Obama’s aunt, Illegals Impact

Is there ANY doubt that Illegals are drawn here?

In yellowStone national park there is a HUGE fine for feeding the animals because they will always seek free food, living etc…

Why would you would you blame this person for taking a handout? and then telling his/her friends from all over to come share in the bounty?

The taxpayers of Massachusetts and the US can NOT continue to support these people.

STOP giving them benefits and they will stop coming…..

the ones that are making a living will stay and the ones sucking us dry will leave….

5 replies on “Obama’s aunt, Illegals Impact”

  1. Have you got a rough estimate of the dollar cost from illegal aliens coming here? If it’s not a large number, then this is not a large problem.

  2. Dave,
    you can do your own math…
    Take just auntie, how much has it cost the tax payers to support her?
    She gets $700 cash/month; housing, clothing, food, healthcare; heat, electricity and probably
    gets one of those free cell phones (not free, we pay for that too). Multiply that cost by whatever
    number you want, but whatever number you plug in it will be astronomical!

    Thank God she has no kids, that would add a tremendous amount, just look at Cambridge the “sanctuary city”, It cost the taxpayers $24k + per student per year.

  3. I got curious about whether I could find an estimate for how many illegal aliens there are in Massachusetts, and found one:


    In Massachusetts, the estimated illegal population is 1.36% of the total. Not large. Massachusetts is also not especially attractive to illegal immigrants, despite your suggestion that they would come here for the great benefits — the national estimate is 1.7%, so we are below the average. Texas, a state well-known for its terrible social services, has a rate of 4.55% — it seems that proximity to Mexico is more important (Arizona and California are #2 and #1 on the list, at 4.77 and 6.11%)
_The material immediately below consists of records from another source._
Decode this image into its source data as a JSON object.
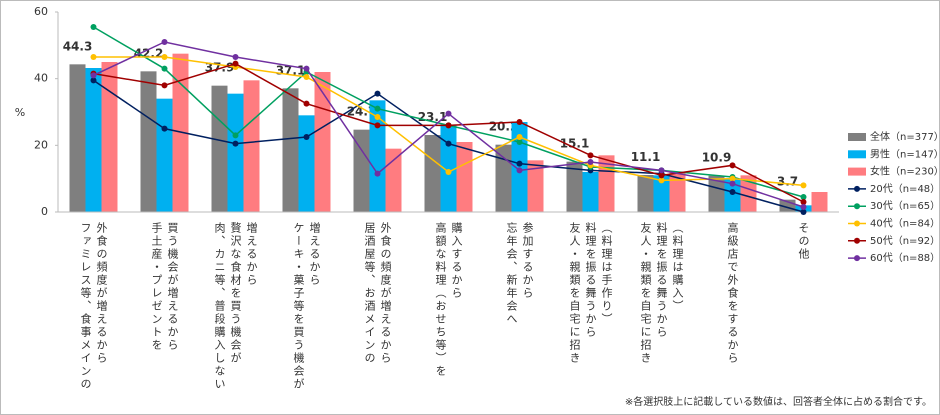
{
  "chart_data": {
    "type": "bar",
    "y_label": "%",
    "categories": [
      "ファミレス等、食事メインの\n外食の頻度が増えるから",
      "手土産・プレゼントを\n買う機会が増えるから",
      "肉、カニ等、普段購入しない\n贅沢な食材を買う機会が\n増えるから",
      "ケーキ・菓子等を買う機会が\n増えるから",
      "居酒屋等、お酒メインの\n外食の頻度が増えるから",
      "高額な料理（おせち等）を\n購入するから",
      "忘年会、新年会へ\n参加するから",
      "友人・親類を自宅に招き\n料理を振る舞うから\n（料理は手作り）",
      "友人・親類を自宅に招き\n料理を振る舞うから\n（料理は購入）",
      "高級店で外食をするから",
      "その他"
    ],
    "series": [
      {
        "name": "全体（n=377）",
        "type": "bar",
        "color": "#7f7f7f",
        "data_labels": true,
        "values": [
          44.3,
          42.2,
          37.9,
          37.1,
          24.7,
          23.1,
          20.2,
          15.1,
          11.1,
          10.9,
          3.7
        ]
      },
      {
        "name": "男性（n=147）",
        "type": "bar",
        "color": "#00b0f0",
        "values": [
          43.2,
          34,
          35.5,
          29,
          33.5,
          26,
          27,
          12,
          11,
          10,
          2
        ]
      },
      {
        "name": "女性（n=230）",
        "type": "bar",
        "color": "#ff7c80",
        "values": [
          45,
          47.5,
          39.5,
          42,
          19,
          21,
          15.5,
          17,
          12,
          11,
          6
        ]
      },
      {
        "name": "20代（n=48）",
        "type": "line",
        "color": "#002060",
        "values": [
          39.5,
          25,
          20.5,
          22.5,
          35.5,
          20.5,
          14.5,
          12.5,
          11.5,
          6,
          0
        ]
      },
      {
        "name": "30代（n=65）",
        "type": "line",
        "color": "#00a060",
        "values": [
          55.5,
          43,
          23,
          42,
          31,
          26,
          21,
          13.5,
          12.5,
          10.5,
          4.5
        ]
      },
      {
        "name": "40代（n=84）",
        "type": "line",
        "color": "#ffc000",
        "values": [
          46.5,
          46.5,
          43.5,
          40.5,
          28.5,
          12,
          22.5,
          14,
          9.5,
          10,
          8
        ]
      },
      {
        "name": "50代（n=92）",
        "type": "line",
        "color": "#a00000",
        "values": [
          41.5,
          38,
          44.5,
          32.5,
          26,
          26,
          27,
          17,
          11,
          14,
          3
        ]
      },
      {
        "name": "60代（n=88）",
        "type": "line",
        "color": "#7030a0",
        "values": [
          41,
          51,
          46.5,
          43,
          11.5,
          29.5,
          12.5,
          15,
          12.5,
          8.5,
          1.5
        ]
      }
    ],
    "ylim": [
      0,
      60
    ],
    "yticks": [
      0,
      20,
      40,
      60
    ],
    "grid": false,
    "legend": "right",
    "footnote": "※各選択肢上に記載している数値は、回答者全体に占める割合です。"
  }
}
    And, in addition, we’re deporting illegal aliens at a rate 10% higher than in 2008, and 25% higher than 2007. So


    So what do you propose we should do differently, and why? Benefits aren’t that important, else we would be above average, not below. Deportations are up. The overall number is not large. Why should I think this is a burning issue that requires us to do more than we are already doing?

  4. Dave,

    Not large?
    even though I think that number is a low estimate, instead of showing it as 1.36% to make it appear to be low
    put it in real numbers, that’s 90,000 illegal immigrants, some even say it could be as high as 250,000 but even at 90,000
    how many are being supported like aunti. There are also cost like the recent Murders in lawrence by an illegal.

    what do I think should be done?, NOT ONE of those 90,000+ should be recieving any benefits.

  5. Why would you believe that estimate is low, and what is wrong with using a percentage? Lots of numbers look big, scaled up to the size of a state or a nation, but a percentage lets us know how common something is, and where we stand relative to other states. In this case, for example, it helps illustrate that benefit levels are probably less relevant than proximity to Mexico — we would not necessarily get that with raw numbers, because after all, of course there’s bound to be many illegal immigrants in Texas and California, those are big states. A percentage removes the big-state problem, and lets us see that they really do have relatively more.

    What I’ve read, suggests that illegal immigrants are less likely to commit ordinary crimes that the general population. I don’t have a reference for this, I just recall reading it, and the reasoning was simply that if you are trying to avoid getting deported, it’s a good idea not to attract legal attention, OR to get people mad at you.

    As far as whether they “should” be receiving the benefits, I think that depends. I am personally a little ambivalent on how we treat illegal immigrants; if we catch them at the border, fine. if we catch them in the first year or two, sure. If, instead, we fail to notice someone’s undocumented status for so long that they start a family here, put down roots, raise children, and graduate them from high school, I think we sort of blew it. There ought to be some sort of a statute of limitations that applies in that case. It is, after all, a matter of paperwork, not a “real” crime, and lots of civil violations have statutes of limitations — so why not this one? It’s not at all part of the Constitution or the early history of this nation; we used to accept all comers.

    So to your question of “should”, for me, it depends upon how long they’ve been here. Less than two or three years probably not — but why haven’t they been deported? For the other extreme, suppose someone comes here, and brings their kids with them, and lives for a dozen years, and the kids end up going to school, etc. The kids had no choice in the matter, and they were not adults, and many years have elapsed. I am not at all comfortable denying services to children in that situation.

    So I disagree very much with your black-and-white view of this.